The UX of your brand message

5 steps for engaging audiences with scroll-stopping messaging
You’ve probably heard this stat floating around: 70–90% of the buyer’s journey is complete before a prospect ever talks to sales. Even though it’s been around since 2016 (thanks, Forrester), the insight is more relevant than ever in 2025.
Why? Because today’s buyers are even more independent, informed, and digitally savvy. They’re researching on their own terms, across multiple platforms, before they ever consider speaking to a human.
That shift has huge implications—not just for marketing strategy, but for how companies shape and deliver their brand message. Especially large or legacy companies still clinging to outdated sales-first tactics. The truth is: if your brand message doesn’t meet buyers where they are, you’re already behind.
The brand message is the experience
Your brand message isn’t just a tagline, homepage hero, or flashy ad. It’s the narrative running underneath every digital interaction—whether your customer is reading a product review, visiting your website, checking your app, or chatting with customer support.
Today, the user experience is the brand. That means your message can’t live in a silo. It needs to be as thoughtful and user-centered as the rest of your digital strategy. Here’s how to get it right:
1. Talk to real people (not just personas)
Too many brand messages are created in a vacuum, crafted by internal teams based on assumptions or outdated personas. The fix? Get out of the building.

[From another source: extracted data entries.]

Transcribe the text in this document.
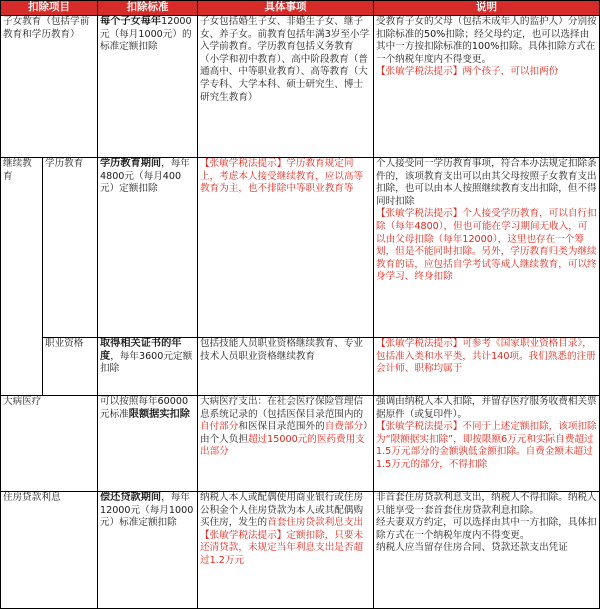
扣除项目		扣除标准	具体事项	说明
子女教育（包括学前教育和学历教育）		每个子女每年12000元（每月1000元）的标准定额扣除	子女包括婚生子女、非婚生子女、继子女、养子女。前教育包括年满3岁至小学入学前教育。学历教育包括义务教育（小学和初中教育）、高中阶段教育（普通高中、中等职业教育）、高等教育（大学专科、大学本科、硕士研究生、博士研究生教育）	受教育子女的父母（包括未成年人的监护人）分别按扣除标准的50%扣除；经父母约定，也可以选择由其中一方按扣除标准的100%扣除。具体扣除方式在一个纳税年度内不得变更。
【张敏学税法提示】两个孩子，可以扣两份
继续教育	学历教育	学历教育期间，每年4800元（每月400元）定额扣除	【张敏学税法提示】学历教育规定同上，考虑本人接受继续教育，应以高等教育为主，也不排除中等职业教育等	个人接受同一学历教育事项，符合本办法规定扣除条件的，该项教育支出可以由其父母按照子女教育支出扣除，也可以由本人按照继续教育支出扣除，但不得同时扣除
【张敏学税法提示】个人接受学历教育，可以自行扣除（每年4800），但也可能在学习期间无收入，可以由父母扣除（每年12000），这里也存在一个筹划，但是不能同时扣除。另外，学历教育归类为继续教育的话，应包括自学考试等成人继续教育，可以终身学习、终身扣除
	职业资格	取得相关证书的年度，每年3600元定额扣除	包括技能人员职业资格继续教育、专业技术人员职业资格继续教育	【张敏学税法提示】可参考《国家职业资格目录》，包括准入类和水平类，共计140项。我们熟悉的注册会计师、职称均属于
大病医疗		可以按照每年60000元标准限额据实扣除	大病医疗支出：在社会医疗保险管理信息系统记录的（包括医保目录范围内的自付部分和医保目录范围外的自费部分）由个人负担超过15000元的医药费用支出部分	强调由纳税人本人扣除，并留存医疗服务收费相关票据原件（或复印件）。
【张敏学税法提示】不同于上述定额扣除，该项扣除为“限额据实扣除”，即按限额6万元和实际自费超过1.5万元部分的金额孰低金额扣除。自费金额未超过1.5万元的部分，不得扣除
住房贷款利息		偿还贷款期间，每年12000元（每月1000元）标准定额扣除	纳税人本人或配偶使用商业银行或住房公积金个人住房贷款为本人或其配偶购买住房，发生的首套住房贷款利息支出【张敏学税法提示】定额扣除，只要未还清贷款，未规定当年利息支出是否超过1.2万元	非首套住房贷款利息支出，纳税人不得扣除。纳税人只能享受一套首套住房贷款利息扣除。
经夫妻双方约定，可以选择由其中一方扣除，具体扣除方式在一个纳税年度内不得变更。
纳税人应当留存住房合同、贷款还款支出凭证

Interview current customers, lost prospects, and new leads. Find out what they care about, what frustrates them, what language they use to describe your value. Authenticity comes from real insights, not just marketing intuition.
2. Build a message that works everywhere
Yes, your brand message should shine in a 30-second spot or eye-catching banner ad. But it also needs to scale across your entire digital ecosystem. From onboarding emails to in-app tooltips, your messaging should reflect the same tone, value proposition, and clarity.
We recommend creating a flexible messaging framework—one that outlines your core value and audience benefits, but gives content creators room to tailor messages by platform, audience, or buying stage. This gives your teams consistency without sounding robotic or repetitive.
3. Bridge the buyer’s journey and customer experience
Here’s where most companies drop the ball: they treat brand messaging as something that ends at conversion. But your messaging doesn’t stop when someone becomes a customer—it should evolve and deepen.
A strong message informs everything from onboarding flows to support content to how you ask for reviews or referrals. And when that message consistently delivers on its promise? You build loyalty and cut down on the need for constant re-acquisition.
Let your message become a thread that connects pre-sale curiosity to post-sale satisfaction.
4. Let your message be found, not just delivered
Today’s buyers don’t wait for your message to come to them. They search. They skim. They compare. So your message has to live in all the places your prospects are:
- Organic search results
- Product pages
- Help centers
- Social media
- Comparison sites
- Thought leadership content
- Even employee LinkedIn profiles
It’s no longer about broadcasting a message. It’s about embedding it into every piece of your digital experience.
5. Work across teams, not in silos
Your brand message shouldn’t be owned by marketing alone. Product, sales, and customer success should all help shape and carry it. That kind of collaboration not only aligns internal teams but also creates a more unified experience for the end user. Everyone is working from the same playbook, even as they serve different moments in the journey.
Final thought: Think of messaging like UX
Just like with design, messaging should be:
- Human-centered
- Responsive to context
- Easy to navigate
- Clear and consistent
In short, your brand message has a UX. And when that experience feels thoughtful and aligned, it builds trust, drives engagement, and shortens the path to action.
So, yes—develop a powerful, relevant, research-backed message. But more importantly, embed it everywhere. Make it an experience people want to have with your brand, not just a headline they scroll past.